EL DESPERTAR
Wilflingen, 2 de junio de 1984
“El despertar suele ser poco alegre, como si una sombra cayera sobre un paisaje en el que hemos vivido con más intensidad y éramos más nosotros mismos. Entonces, la individualidad retrocedía, perdía importancia: en cualquier caso se la notaba menos. Ella disminuye, mientras que la atención crece como si leyéramos un libro apasionante.

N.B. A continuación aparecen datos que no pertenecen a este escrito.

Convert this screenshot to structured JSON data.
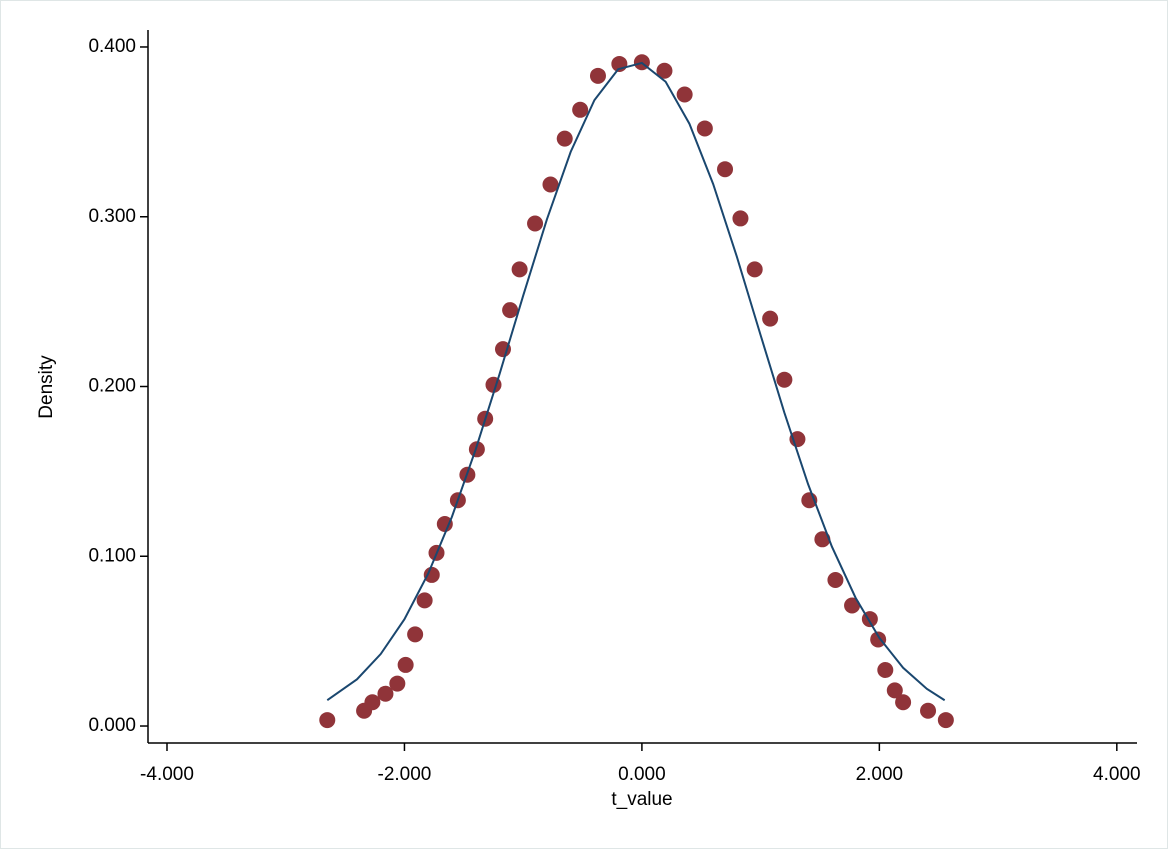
{
  "chart_data": {
    "type": "scatter",
    "xlabel": "t_value",
    "ylabel": "Density",
    "xlim": [
      -4.16,
      4.17
    ],
    "ylim": [
      -0.01,
      0.41
    ],
    "xticks": [
      {
        "value": -4,
        "label": "-4.000"
      },
      {
        "value": -2,
        "label": "-2.000"
      },
      {
        "value": 0,
        "label": "0.000"
      },
      {
        "value": 2,
        "label": "2.000"
      },
      {
        "value": 4,
        "label": "4.000"
      }
    ],
    "yticks": [
      {
        "value": 0,
        "label": "0.000"
      },
      {
        "value": 0.1,
        "label": "0.100"
      },
      {
        "value": 0.2,
        "label": "0.200"
      },
      {
        "value": 0.3,
        "label": "0.300"
      },
      {
        "value": 0.4,
        "label": "0.400"
      }
    ],
    "series": [
      {
        "mode": "markers",
        "color": "#903439",
        "x": [
          -2.65,
          -2.34,
          -2.27,
          -2.16,
          -2.06,
          -1.99,
          -1.91,
          -1.83,
          -1.77,
          -1.73,
          -1.66,
          -1.55,
          -1.47,
          -1.39,
          -1.32,
          -1.25,
          -1.17,
          -1.11,
          -1.03,
          -0.9,
          -0.77,
          -0.65,
          -0.52,
          -0.37,
          -0.19,
          0.0,
          0.19,
          0.36,
          0.53,
          0.7,
          0.83,
          0.95,
          1.08,
          1.2,
          1.31,
          1.41,
          1.52,
          1.63,
          1.77,
          1.92,
          1.99,
          2.05,
          2.13,
          2.2,
          2.41,
          2.56
        ],
        "values": [
          0.0035,
          0.009,
          0.014,
          0.019,
          0.025,
          0.036,
          0.054,
          0.074,
          0.089,
          0.102,
          0.119,
          0.133,
          0.148,
          0.163,
          0.181,
          0.201,
          0.222,
          0.245,
          0.269,
          0.296,
          0.319,
          0.346,
          0.363,
          0.383,
          0.39,
          0.391,
          0.386,
          0.372,
          0.352,
          0.328,
          0.299,
          0.269,
          0.24,
          0.204,
          0.169,
          0.133,
          0.11,
          0.086,
          0.071,
          0.063,
          0.051,
          0.033,
          0.021,
          0.014,
          0.009,
          0.0035
        ]
      },
      {
        "mode": "line",
        "color": "#1a476f",
        "x": [
          -2.65,
          -2.4,
          -2.2,
          -2.0,
          -1.8,
          -1.6,
          -1.4,
          -1.2,
          -1.0,
          -0.8,
          -0.6,
          -0.4,
          -0.2,
          0.0,
          0.2,
          0.4,
          0.6,
          0.8,
          1.0,
          1.2,
          1.4,
          1.6,
          1.8,
          2.0,
          2.2,
          2.4,
          2.55
        ],
        "values": [
          0.0152,
          0.0275,
          0.0424,
          0.0629,
          0.0898,
          0.1233,
          0.1629,
          0.2071,
          0.2535,
          0.2985,
          0.3382,
          0.3687,
          0.3869,
          0.3906,
          0.3795,
          0.3548,
          0.3193,
          0.2764,
          0.2302,
          0.1846,
          0.1424,
          0.1057,
          0.0755,
          0.0519,
          0.0343,
          0.0219,
          0.0152
        ]
      }
    ]
  }
}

Al despertar nos encontramos en un estado más débil, como en una casa que hemos habitado en el pasado. Luego nos afirmamos en ella mediante costumbres y deberes en los que antes se insistía con más fuerza, con más consciencia, como el lavado y la oración”.

Viñeta de Little Nemo in Slumberland (Winsor McCay, 1905-1927).

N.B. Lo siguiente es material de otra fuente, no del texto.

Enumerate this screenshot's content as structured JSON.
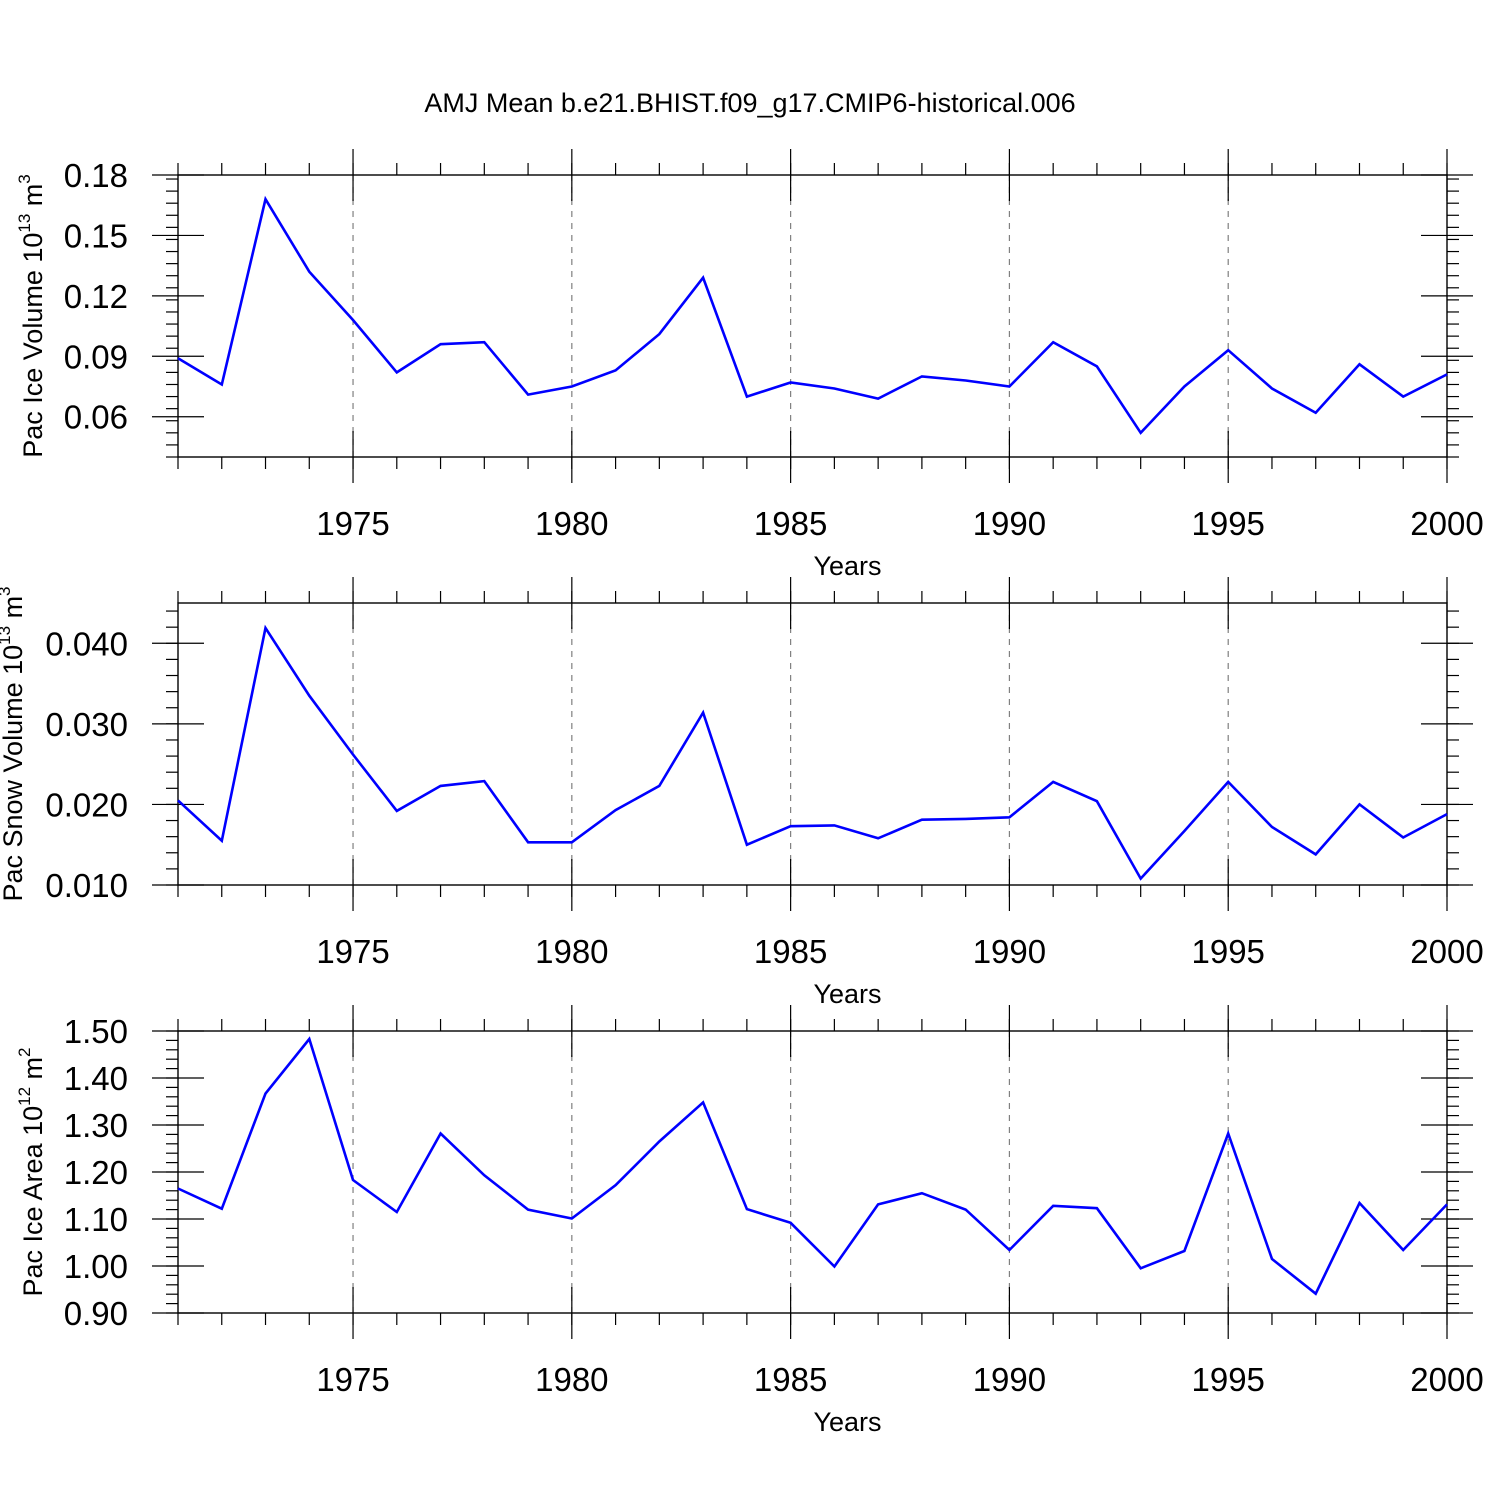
{
  "figure_title": "AMJ Mean b.e21.BHIST.f09_g17.CMIP6-historical.006",
  "colors": {
    "line": "#0000ff",
    "axis": "#000000",
    "grid": "#808080"
  },
  "chart_data": [
    {
      "type": "line",
      "series": [
        {
          "name": "Pac Ice Volume",
          "values": [
            0.089,
            0.076,
            0.168,
            0.132,
            0.108,
            0.082,
            0.096,
            0.097,
            0.071,
            0.075,
            0.083,
            0.101,
            0.129,
            0.07,
            0.077,
            0.074,
            0.069,
            0.08,
            0.078,
            0.075,
            0.097,
            0.085,
            0.052,
            0.075,
            0.093,
            0.074,
            0.062,
            0.086,
            0.07,
            0.081
          ]
        }
      ],
      "x": [
        1971,
        1972,
        1973,
        1974,
        1975,
        1976,
        1977,
        1978,
        1979,
        1980,
        1981,
        1982,
        1983,
        1984,
        1985,
        1986,
        1987,
        1988,
        1989,
        1990,
        1991,
        1992,
        1993,
        1994,
        1995,
        1996,
        1997,
        1998,
        1999,
        2000
      ],
      "xlim": [
        1971,
        2000
      ],
      "ylim": [
        0.04,
        0.18
      ],
      "xticks": [
        "1975",
        "1980",
        "1985",
        "1990",
        "1995",
        "2000"
      ],
      "yticks": [
        "0.06",
        "0.09",
        "0.12",
        "0.15",
        "0.18"
      ],
      "xlabel": "Years",
      "ylabel": {
        "text": "Pac Ice Volume 10",
        "exponent": "13",
        "unit": " m",
        "unit_exponent": "3"
      },
      "grid": "vertical dashed at major x ticks"
    },
    {
      "type": "line",
      "series": [
        {
          "name": "Pac Snow Volume",
          "values": [
            0.0205,
            0.0155,
            0.0419,
            0.0335,
            0.0262,
            0.0192,
            0.0223,
            0.0229,
            0.0153,
            0.0153,
            0.0193,
            0.0223,
            0.0314,
            0.015,
            0.0173,
            0.0174,
            0.0158,
            0.0181,
            0.0182,
            0.0184,
            0.0228,
            0.0204,
            0.0108,
            0.0167,
            0.0228,
            0.0172,
            0.0138,
            0.02,
            0.0159,
            0.0188
          ]
        }
      ],
      "x": [
        1971,
        1972,
        1973,
        1974,
        1975,
        1976,
        1977,
        1978,
        1979,
        1980,
        1981,
        1982,
        1983,
        1984,
        1985,
        1986,
        1987,
        1988,
        1989,
        1990,
        1991,
        1992,
        1993,
        1994,
        1995,
        1996,
        1997,
        1998,
        1999,
        2000
      ],
      "xlim": [
        1971,
        2000
      ],
      "ylim": [
        0.01,
        0.045
      ],
      "xticks": [
        "1975",
        "1980",
        "1985",
        "1990",
        "1995",
        "2000"
      ],
      "yticks": [
        "0.010",
        "0.020",
        "0.030",
        "0.040"
      ],
      "xlabel": "Years",
      "ylabel": {
        "text": "Pac Snow Volume 10",
        "exponent": "13",
        "unit": " m",
        "unit_exponent": "3"
      },
      "grid": "vertical dashed at major x ticks"
    },
    {
      "type": "line",
      "series": [
        {
          "name": "Pac Ice Area",
          "values": [
            1.165,
            1.122,
            1.367,
            1.483,
            1.183,
            1.115,
            1.282,
            1.193,
            1.12,
            1.101,
            1.172,
            1.265,
            1.348,
            1.121,
            1.092,
            0.999,
            1.131,
            1.155,
            1.12,
            1.034,
            1.128,
            1.123,
            0.995,
            1.032,
            1.282,
            1.015,
            0.941,
            1.134,
            1.034,
            1.131
          ]
        }
      ],
      "x": [
        1971,
        1972,
        1973,
        1974,
        1975,
        1976,
        1977,
        1978,
        1979,
        1980,
        1981,
        1982,
        1983,
        1984,
        1985,
        1986,
        1987,
        1988,
        1989,
        1990,
        1991,
        1992,
        1993,
        1994,
        1995,
        1996,
        1997,
        1998,
        1999,
        2000
      ],
      "xlim": [
        1971,
        2000
      ],
      "ylim": [
        0.9,
        1.5
      ],
      "xticks": [
        "1975",
        "1980",
        "1985",
        "1990",
        "1995",
        "2000"
      ],
      "yticks": [
        "0.90",
        "1.00",
        "1.10",
        "1.20",
        "1.30",
        "1.40",
        "1.50"
      ],
      "xlabel": "Years",
      "ylabel": {
        "text": "Pac Ice Area 10",
        "exponent": "12",
        "unit": " m",
        "unit_exponent": "2"
      },
      "grid": "vertical dashed at major x ticks"
    }
  ]
}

“El despertar desengaña también en las dimensiones históricas. Ejemplos de nuestro tiempo: el marxismo como idea y en la aplicación práctica. O el viejo sueño humano del volar, como trasfondo de ciudades bombardeadas: el inminente fracaso de las ciencias aplicadas por excelencia. El arte como grande, como única excepción. Él sobrevive a los pueblos y vuelve a traer dioses venerados en otro tiempo”.
Ernst Jünger

La resurrección de Lázaro (Juan de Flandes, 1514-18).